When one security in a fund drops, an insightful fund manager may have included stocks that could cushion or offset that loss. Diversification is a big selling factor for mutual funds; there is, in fact, relative safety in numbers. But that’s not to say that an investor couldn’t diversify via his own stock selections. Remember that diversification cannot eliminate or guarantee against the risk of investment loss; it is a method used to help manage investment risk.

Growth and income funds attempt to achieve both long-term growth and current income. They invest primarily in high-yield common stock, preferred stock, and convertible debt (bonds) to generate both growth and income. Because they include a mix of investments, these funds are typically less risky than growth funds.
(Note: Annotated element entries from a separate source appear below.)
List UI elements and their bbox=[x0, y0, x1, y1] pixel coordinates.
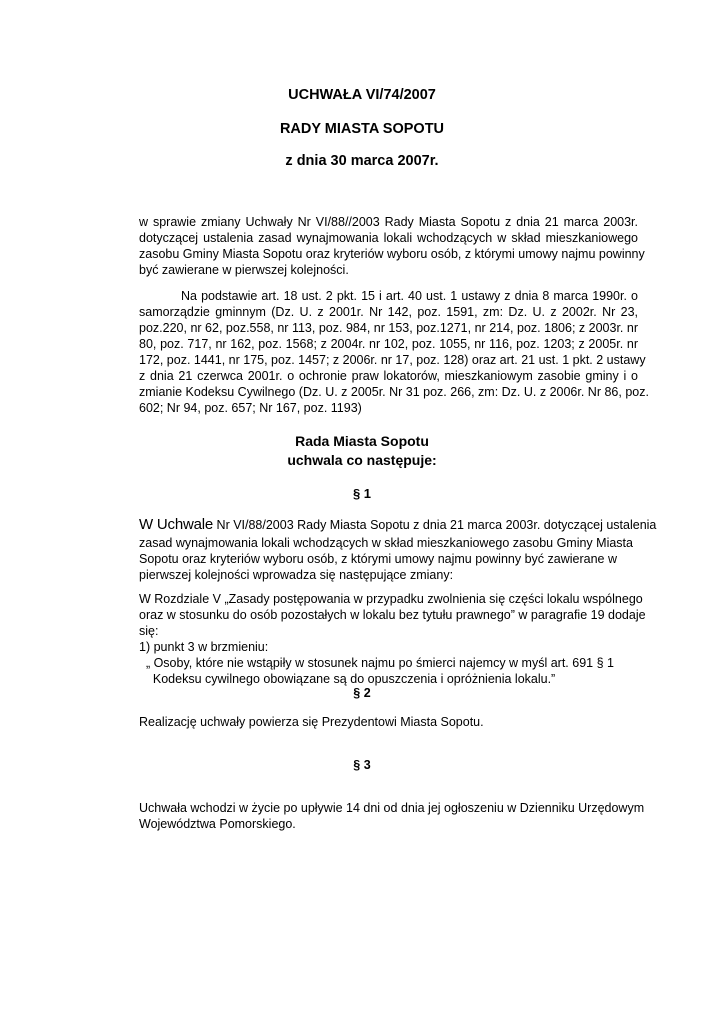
amendment-line: oraz w stosunku do osób pozostałych w lokalu bez tytułu prawnego” w paragrafie 19 dodaje bbox=[139, 608, 646, 622]
legal-basis-line: 602; Nr 94, poz. 657; Nr 167, poz. 1193) bbox=[139, 401, 362, 415]
legal-basis-line: samorządzie gminnym (Dz. U. z 2001r. Nr 142, poz. 1591, zm: Dz. U. z 2002r. Nr 23, bbox=[139, 305, 638, 319]
amendment-quote-line: „ Osoby, które nie wstąpiły w stosunek najmu po śmierci najemcy w myśl art. 691 § 1 bbox=[139, 656, 614, 670]
intro-prefix: W Uchwale bbox=[139, 516, 214, 533]
legal-basis-line: z dnia 21 czerwca 2001r. o ochronie praw lokatorów, mieszkaniowym zasobie gminy i o bbox=[139, 369, 638, 383]
intro-line-rest: Nr VI/88/2003 Rady Miasta Sopotu z dnia 21 marca 2003r. dotyczącej ustalenia bbox=[213, 518, 657, 532]
resolution-number: UCHWAŁA VI/74/2007 bbox=[288, 87, 436, 103]
amendment-line: W Rozdziale V „Zasady postępowania w przypadku zwolnienia się części lokalu wspólnego bbox=[139, 592, 643, 606]
section-1-intro-line: zasad wynajmowania lokali wchodzących w skład mieszkaniowego zasobu Gminy Miasta bbox=[139, 536, 633, 550]
subject-line: zasobu Gminy Miasta Sopotu oraz kryteriów wyboru osób, z którymi umowy najmu powinny bbox=[139, 247, 645, 261]
section-2-text: Realizację uchwały powierza się Prezydentowi Miasta Sopotu. bbox=[139, 715, 484, 729]
amendment-quote-line: Kodeksu cywilnego obowiązane są do opuszczenia i opróżnienia lokalu.” bbox=[139, 672, 556, 686]
legal-basis-line: zmianie Kodeksu Cywilnego (Dz. U. z 2005r. Nr 31 poz. 266, zm: Dz. U. z 2006r. Nr 86, poz. bbox=[139, 385, 649, 399]
legal-basis-line: 80, poz. 717, nr 162, poz. 1568; z 2004r. nr 102, poz. 1055, nr 116, poz. 1203; z 2005r. nr bbox=[139, 337, 638, 351]
legal-basis-line: poz.220, nr 62, poz.558, nr 113, poz. 984, nr 153, poz.1271, nr 214, poz. 1806; z 2003r. nr bbox=[139, 321, 638, 335]
legal-basis-line: 172, poz. 1441, nr 175, poz. 1457; z 2006r. nr 17, poz. 128) oraz art. 21 ust. 1 pkt. 2 ustawy bbox=[139, 353, 646, 367]
legal-basis-line: Na podstawie art. 18 ust. 2 pkt. 15 i art. 40 ust. 1 ustawy z dnia 8 marca 1990r. o bbox=[181, 289, 638, 303]
section-1-heading: § 1 bbox=[352, 486, 372, 501]
legal-basis-paragraph bbox=[139, 288, 649, 416]
council-resolves-line2: uchwala co następuje: bbox=[287, 452, 437, 468]
section-3-heading: § 3 bbox=[353, 758, 371, 772]
council-resolves-line1: Rada Miasta Sopotu bbox=[295, 433, 429, 449]
subject-paragraph bbox=[139, 214, 645, 278]
section-3-line: Uchwała wchodzi w życie po upływie 14 dni od dnia jej ogłoszeniu w Dzienniku Urzędowym bbox=[139, 801, 645, 815]
subject-line: być zawierane w pierwszej kolejności. bbox=[139, 263, 349, 277]
resolution-date: z dnia 30 marca 2007r. bbox=[285, 153, 439, 169]
section-1-intro-first-line bbox=[139, 517, 656, 533]
subject-line: w sprawie zmiany Uchwały Nr VI/88//2003 Rady Miasta Sopotu z dnia 21 marca 2003r. bbox=[139, 215, 638, 229]
section-3-line: Województwa Pomorskiego. bbox=[139, 817, 296, 831]
amendment-point: 1) punkt 3 w brzmieniu: bbox=[139, 640, 269, 654]
section-2-heading: § 2 bbox=[353, 686, 371, 700]
section-1-intro-line: pierwszej kolejności wprowadza się następujące zmiany: bbox=[139, 568, 454, 582]
subject-line: dotyczącej ustalenia zasad wynajmowania lokali wchodzących w skład mieszkaniowego bbox=[139, 231, 638, 245]
council-name: RADY MIASTA SOPOTU bbox=[279, 121, 445, 137]
section-1-intro-line: Sopotu oraz kryteriów wyboru osób, z którymi umowy najmu powinny być zawierane w bbox=[139, 552, 617, 566]
amendment-line: się: bbox=[139, 624, 159, 638]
International and global mutual funds offer diversification into international stock markets. International funds invest only in foreign securities. Global funds, on the other hand, can invest in foreign and U.S. securities. The additional risks associated with investing on a worldwide basis include differences in regulation of financial data and reporting, currency exchange differences, as well as economic and political systems that may be different that those in the United States.

Sector funds invest in specific industries or sectors of the economy, such as communications, aerospace and defense, or health care. While they may be diversified within a particular sector, they lack broad diversification. This increases their investment risk. These funds typically seek long-term capital appreciation.